Brown, America
Brown is the best kind of cult: Bright teenagers who want to do something creative about the world in a place that indulges and guides them in equal measure. A handful of them are Greek shipping heirs or a movie star’s kid but most are just the best people I have ever met. It’s just a giant carton of good eggs.
To say my heart is broken for the students in Rachel Friedberg’s classroom today falls short of the feeling. My heart is there. Every alum feels this. Our hearts are there.
Right now, we are all cramming at the Sci Li at 5pm on a Friday during finals week, existing on Nutrigrain bars and anxiety. Friedberg’s Principles of Economics course is the introductory Econ class for all undergraduates, and that class is almost entirely freshmen. My husband took her course. Half of my friends did, too. These kids there today, most in their first semester away from home, had all decided that maybe they should know a thing or two about how the world functions so they can understand and possibly change it. It is a tragedy that the world delivered such a violent, American lesson.
It is a reminder of what we already know. That even this place — this iron-gated utopian bastion — gets scattered with bodies and covered in blood.
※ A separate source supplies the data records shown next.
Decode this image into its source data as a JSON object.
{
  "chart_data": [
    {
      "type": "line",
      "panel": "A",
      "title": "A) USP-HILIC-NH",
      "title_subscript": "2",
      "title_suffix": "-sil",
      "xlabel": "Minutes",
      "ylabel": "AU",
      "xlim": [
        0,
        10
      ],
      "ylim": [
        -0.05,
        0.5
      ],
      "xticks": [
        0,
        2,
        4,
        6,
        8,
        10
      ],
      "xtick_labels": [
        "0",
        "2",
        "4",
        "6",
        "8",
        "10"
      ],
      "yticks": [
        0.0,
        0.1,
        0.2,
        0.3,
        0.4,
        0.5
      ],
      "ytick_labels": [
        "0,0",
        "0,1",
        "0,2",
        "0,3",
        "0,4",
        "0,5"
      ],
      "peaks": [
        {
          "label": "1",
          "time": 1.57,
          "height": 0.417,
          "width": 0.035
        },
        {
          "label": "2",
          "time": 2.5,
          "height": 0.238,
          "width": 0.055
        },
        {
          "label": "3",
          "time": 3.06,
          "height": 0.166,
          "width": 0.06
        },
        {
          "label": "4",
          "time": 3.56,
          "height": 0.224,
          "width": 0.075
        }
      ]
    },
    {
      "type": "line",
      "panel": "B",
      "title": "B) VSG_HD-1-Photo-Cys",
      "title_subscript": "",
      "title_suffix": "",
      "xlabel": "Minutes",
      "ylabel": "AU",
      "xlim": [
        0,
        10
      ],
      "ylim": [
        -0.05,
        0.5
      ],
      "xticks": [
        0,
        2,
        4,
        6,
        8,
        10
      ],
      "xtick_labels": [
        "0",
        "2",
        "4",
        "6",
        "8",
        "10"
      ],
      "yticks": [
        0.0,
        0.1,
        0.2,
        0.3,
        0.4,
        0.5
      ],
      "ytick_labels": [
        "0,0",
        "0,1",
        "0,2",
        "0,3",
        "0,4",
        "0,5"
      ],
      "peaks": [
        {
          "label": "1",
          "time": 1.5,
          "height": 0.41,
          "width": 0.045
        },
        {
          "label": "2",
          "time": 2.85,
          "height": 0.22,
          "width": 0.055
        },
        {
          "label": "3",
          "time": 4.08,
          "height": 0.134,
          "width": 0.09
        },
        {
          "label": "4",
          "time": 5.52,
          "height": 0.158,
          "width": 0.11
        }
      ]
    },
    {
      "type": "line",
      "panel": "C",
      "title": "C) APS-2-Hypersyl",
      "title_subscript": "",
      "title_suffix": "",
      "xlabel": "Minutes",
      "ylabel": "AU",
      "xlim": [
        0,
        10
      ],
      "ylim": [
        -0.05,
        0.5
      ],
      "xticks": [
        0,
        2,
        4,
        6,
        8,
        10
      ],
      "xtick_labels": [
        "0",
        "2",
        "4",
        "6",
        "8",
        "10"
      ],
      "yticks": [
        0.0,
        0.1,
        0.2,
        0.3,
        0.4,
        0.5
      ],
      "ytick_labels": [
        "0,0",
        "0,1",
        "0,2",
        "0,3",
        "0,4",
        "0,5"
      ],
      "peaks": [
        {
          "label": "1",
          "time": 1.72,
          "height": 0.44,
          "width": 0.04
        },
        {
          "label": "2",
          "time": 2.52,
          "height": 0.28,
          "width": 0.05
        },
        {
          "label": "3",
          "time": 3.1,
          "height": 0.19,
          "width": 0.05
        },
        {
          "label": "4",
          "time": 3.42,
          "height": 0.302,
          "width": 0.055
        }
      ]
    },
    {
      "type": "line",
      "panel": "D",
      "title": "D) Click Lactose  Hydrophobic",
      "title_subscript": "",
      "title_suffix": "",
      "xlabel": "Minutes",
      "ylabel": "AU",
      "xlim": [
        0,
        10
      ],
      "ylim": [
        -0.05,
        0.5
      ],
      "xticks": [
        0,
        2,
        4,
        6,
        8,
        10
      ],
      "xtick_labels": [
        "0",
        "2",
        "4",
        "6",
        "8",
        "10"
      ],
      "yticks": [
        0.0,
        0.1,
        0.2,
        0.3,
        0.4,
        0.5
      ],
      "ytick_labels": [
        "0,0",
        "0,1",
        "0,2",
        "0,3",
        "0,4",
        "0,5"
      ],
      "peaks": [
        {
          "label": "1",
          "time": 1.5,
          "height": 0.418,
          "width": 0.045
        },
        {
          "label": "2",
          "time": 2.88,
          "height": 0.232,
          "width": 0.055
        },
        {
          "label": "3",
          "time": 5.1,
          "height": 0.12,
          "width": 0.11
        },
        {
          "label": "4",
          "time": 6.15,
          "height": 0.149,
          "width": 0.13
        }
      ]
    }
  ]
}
That none of us are safe, no matter what, so long as the most powerful American cult is the gun.
I am thinking about the students and faculty sheltering in place on and off campus tonight, and praying our collective outrage does something. All of our lives so clearly depend on it.


I work at Brown. While I am physically safe, my heart is broken for our special wonderful Brown community.
Another Brown alum imagining Barus and Holley with a broken heart today. Just a giant carton of good eggs.